The Catholic Day in Stuttgart starts on Wednesday evening. Here, too, the Ukraine war is the dominant topic: Many peace-moving Christians are faced with a rethinking of long-held convictions.
Before the start of the Catholic Day in Stuttgart this Wednesday, the President of the Central Committee of German Catholics (ZdK), Irme Stetter-Karp, warned against neglecting development policy.
“We call for the development budget to be linked to defense spending in accordance with the coalition agreement and not to be cut,” Stetter-Karp told the German Press Agency. “The tremors in the food markets and the depressing news from Africa show how urgent this is.”
The Russian attack on Ukraine poses a special challenge, especially for Christians, said Stetter-Karp. In principle, following Jesus, Christians are committed to non-violence and peace. “At the same time, since the beginning of the Russian war of aggression, we cannot deny the Ukrainians their right to a sovereign state, to their integrity and to live in freedom. This leads to massive uncertainty in peace ethics.”

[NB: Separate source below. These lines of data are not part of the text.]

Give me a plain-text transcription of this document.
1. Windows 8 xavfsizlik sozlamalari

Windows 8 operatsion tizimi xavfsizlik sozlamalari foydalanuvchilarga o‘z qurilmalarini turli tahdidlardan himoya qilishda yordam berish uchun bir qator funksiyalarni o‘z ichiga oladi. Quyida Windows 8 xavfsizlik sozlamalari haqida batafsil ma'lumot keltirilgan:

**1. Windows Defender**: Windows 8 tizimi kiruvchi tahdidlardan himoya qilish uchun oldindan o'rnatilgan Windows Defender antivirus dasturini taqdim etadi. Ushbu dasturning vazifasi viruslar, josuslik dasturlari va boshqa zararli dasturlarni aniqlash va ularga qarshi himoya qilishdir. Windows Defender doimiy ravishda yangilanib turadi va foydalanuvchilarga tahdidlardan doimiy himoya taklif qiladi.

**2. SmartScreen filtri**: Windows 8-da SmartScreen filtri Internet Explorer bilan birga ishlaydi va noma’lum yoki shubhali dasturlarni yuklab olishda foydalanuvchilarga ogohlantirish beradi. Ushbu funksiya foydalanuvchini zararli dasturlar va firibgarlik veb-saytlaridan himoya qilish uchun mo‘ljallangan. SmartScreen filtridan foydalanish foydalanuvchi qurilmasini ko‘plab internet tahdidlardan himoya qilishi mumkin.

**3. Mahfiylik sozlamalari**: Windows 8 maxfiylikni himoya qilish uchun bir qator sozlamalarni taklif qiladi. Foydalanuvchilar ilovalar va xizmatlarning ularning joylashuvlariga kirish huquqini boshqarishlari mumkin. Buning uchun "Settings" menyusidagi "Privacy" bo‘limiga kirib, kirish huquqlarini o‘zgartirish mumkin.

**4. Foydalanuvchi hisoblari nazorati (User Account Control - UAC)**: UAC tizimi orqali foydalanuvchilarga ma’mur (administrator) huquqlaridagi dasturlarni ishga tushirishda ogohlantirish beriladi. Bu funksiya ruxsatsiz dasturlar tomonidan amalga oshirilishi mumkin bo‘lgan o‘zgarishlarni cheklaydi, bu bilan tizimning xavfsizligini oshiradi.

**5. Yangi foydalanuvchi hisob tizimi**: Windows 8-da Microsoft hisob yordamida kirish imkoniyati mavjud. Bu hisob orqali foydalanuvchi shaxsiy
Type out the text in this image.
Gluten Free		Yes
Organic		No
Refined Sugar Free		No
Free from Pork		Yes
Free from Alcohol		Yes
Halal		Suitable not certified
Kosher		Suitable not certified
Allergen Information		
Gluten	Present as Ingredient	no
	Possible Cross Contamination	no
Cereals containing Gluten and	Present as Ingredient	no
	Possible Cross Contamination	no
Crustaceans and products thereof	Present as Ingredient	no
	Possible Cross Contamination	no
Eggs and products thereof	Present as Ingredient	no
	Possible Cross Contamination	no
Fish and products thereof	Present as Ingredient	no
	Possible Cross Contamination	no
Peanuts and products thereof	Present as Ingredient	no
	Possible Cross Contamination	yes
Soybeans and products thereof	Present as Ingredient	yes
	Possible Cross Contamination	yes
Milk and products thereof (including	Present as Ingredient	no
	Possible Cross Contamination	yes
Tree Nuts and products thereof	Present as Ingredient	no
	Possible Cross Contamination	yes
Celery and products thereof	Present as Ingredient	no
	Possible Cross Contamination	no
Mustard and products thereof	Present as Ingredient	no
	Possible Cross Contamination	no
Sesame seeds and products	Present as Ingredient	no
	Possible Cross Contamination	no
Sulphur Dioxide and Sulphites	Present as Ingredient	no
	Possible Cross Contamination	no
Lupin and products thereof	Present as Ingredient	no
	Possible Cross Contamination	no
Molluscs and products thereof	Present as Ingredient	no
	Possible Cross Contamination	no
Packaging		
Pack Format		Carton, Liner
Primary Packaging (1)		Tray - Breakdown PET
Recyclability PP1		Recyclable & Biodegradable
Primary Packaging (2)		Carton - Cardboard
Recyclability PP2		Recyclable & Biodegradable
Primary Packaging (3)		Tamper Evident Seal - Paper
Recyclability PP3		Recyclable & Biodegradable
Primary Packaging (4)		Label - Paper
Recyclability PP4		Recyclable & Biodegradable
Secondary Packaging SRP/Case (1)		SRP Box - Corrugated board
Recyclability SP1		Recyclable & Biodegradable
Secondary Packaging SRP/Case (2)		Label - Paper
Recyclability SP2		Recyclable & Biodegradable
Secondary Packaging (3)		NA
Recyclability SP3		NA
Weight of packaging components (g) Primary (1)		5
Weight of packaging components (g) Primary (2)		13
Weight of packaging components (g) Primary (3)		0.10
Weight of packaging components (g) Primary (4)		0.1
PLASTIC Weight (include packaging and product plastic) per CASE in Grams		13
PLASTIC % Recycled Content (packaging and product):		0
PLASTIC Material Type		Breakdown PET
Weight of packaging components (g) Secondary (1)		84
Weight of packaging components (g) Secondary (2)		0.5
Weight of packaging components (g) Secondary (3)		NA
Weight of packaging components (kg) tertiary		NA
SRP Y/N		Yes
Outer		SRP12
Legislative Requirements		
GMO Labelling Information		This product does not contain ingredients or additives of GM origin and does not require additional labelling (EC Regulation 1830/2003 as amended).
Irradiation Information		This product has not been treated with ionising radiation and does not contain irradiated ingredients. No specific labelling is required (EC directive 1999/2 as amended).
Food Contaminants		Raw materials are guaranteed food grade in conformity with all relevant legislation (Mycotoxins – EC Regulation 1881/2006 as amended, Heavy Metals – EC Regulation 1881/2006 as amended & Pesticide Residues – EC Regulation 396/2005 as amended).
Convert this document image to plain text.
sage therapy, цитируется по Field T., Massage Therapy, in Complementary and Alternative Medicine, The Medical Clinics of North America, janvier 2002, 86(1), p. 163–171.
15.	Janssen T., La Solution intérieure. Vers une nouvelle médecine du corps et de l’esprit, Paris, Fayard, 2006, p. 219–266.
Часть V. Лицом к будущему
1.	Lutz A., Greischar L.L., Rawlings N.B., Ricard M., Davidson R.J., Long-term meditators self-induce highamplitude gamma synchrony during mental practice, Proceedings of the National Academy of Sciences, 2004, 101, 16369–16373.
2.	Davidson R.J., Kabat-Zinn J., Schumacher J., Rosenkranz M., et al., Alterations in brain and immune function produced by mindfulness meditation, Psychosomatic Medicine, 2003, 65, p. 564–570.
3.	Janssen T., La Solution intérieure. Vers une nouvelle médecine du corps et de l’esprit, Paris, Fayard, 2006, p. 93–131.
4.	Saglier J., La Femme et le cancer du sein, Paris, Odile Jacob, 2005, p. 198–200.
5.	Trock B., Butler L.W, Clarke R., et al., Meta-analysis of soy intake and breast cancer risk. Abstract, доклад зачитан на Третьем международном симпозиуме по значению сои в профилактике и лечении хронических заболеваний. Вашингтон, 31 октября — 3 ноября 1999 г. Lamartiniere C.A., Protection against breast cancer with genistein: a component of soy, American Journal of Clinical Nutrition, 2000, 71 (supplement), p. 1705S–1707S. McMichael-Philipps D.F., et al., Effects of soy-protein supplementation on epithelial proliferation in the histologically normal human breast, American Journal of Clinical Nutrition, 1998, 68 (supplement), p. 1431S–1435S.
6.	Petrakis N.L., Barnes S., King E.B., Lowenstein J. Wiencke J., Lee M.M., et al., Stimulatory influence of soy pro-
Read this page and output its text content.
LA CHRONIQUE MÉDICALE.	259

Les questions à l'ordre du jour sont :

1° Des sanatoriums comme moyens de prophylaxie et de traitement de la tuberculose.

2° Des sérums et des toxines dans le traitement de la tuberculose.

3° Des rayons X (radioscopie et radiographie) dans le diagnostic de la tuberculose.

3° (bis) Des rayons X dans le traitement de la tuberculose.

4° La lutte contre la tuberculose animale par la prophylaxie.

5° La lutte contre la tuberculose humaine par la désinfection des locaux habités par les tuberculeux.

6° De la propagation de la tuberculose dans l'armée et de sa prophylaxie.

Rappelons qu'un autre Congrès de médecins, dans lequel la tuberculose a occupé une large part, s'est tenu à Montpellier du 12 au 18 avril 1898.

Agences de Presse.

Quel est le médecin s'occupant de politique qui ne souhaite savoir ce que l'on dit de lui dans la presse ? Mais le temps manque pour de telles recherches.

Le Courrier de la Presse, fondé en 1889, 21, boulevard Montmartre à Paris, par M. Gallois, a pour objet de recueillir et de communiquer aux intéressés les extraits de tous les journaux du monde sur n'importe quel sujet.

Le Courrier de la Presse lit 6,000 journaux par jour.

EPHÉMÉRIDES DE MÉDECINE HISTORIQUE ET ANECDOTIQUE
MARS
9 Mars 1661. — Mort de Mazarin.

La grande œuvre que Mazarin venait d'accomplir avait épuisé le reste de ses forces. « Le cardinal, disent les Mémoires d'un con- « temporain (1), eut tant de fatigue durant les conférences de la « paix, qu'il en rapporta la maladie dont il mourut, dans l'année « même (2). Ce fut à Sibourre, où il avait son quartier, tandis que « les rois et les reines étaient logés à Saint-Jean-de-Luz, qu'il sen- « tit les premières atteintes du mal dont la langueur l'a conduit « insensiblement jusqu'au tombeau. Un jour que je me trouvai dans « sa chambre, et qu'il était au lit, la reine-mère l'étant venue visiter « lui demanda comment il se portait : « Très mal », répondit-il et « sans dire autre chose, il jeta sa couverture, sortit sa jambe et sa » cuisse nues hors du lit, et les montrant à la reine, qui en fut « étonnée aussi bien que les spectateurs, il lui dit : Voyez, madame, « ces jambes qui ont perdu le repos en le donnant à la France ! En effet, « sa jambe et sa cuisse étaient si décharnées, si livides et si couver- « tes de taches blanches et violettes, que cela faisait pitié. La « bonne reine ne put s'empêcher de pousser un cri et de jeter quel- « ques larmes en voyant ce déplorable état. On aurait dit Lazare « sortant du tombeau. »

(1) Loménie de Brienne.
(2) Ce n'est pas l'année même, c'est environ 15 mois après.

Federal President opens the Catholic Day
The ZdK is the organizer of the Catholic Day, which will be opened on Wednesday evening (6 p.m.) with Federal President Frank-Walter Steinmeier. In view of the Ukraine war, the opening event is to be given the character of a peace rally. Another rally in solidarity with the people of Ukraine is planned for Friday, and on Saturday the group leader of the European People’s Party, Manfred Weber (CSU), and the political scientist and military expert Carlo Masala will discuss “Putin’s war of aggression and the consequences”.
The Catholic Day, which costs ten million euros, includes almost 1,500 events, including church services, podiums and workshops. Guests include Chancellor Olaf Scholz (SPD) and Baden-Württemberg’s Prime Minister Winfried Kretschmann (Greens), but also climate activist Luisa Neubauer and moderator Eckart von Hirschhausen.
Number of participants dropped drastically
In Stuttgart, less than a third of the number of participants at previous Catholic Days is expected. 90,000 people came to the last Catholic Day in Münster four years ago, now 20,000 to 30,000 are expected, mainly due to the corona pandemic. But the abuse scandal in the Catholic Church and the general alienation of many believers from the Church could also play a role. According to surveys, the Catholic Church has little respect among the population.
Together with the German Bishops’ Conference, the ZdK has initiated a reform process, the synodal path. In the course of this process, for example, the blessing of homosexual couples should be legitimized. “The synodal path is one of the most important topics of the Catholic Day,” said Stetter-Karp. “It would be fatal if we didn’t face the reform issues that are controversial within the church. And we know that time is pressing.”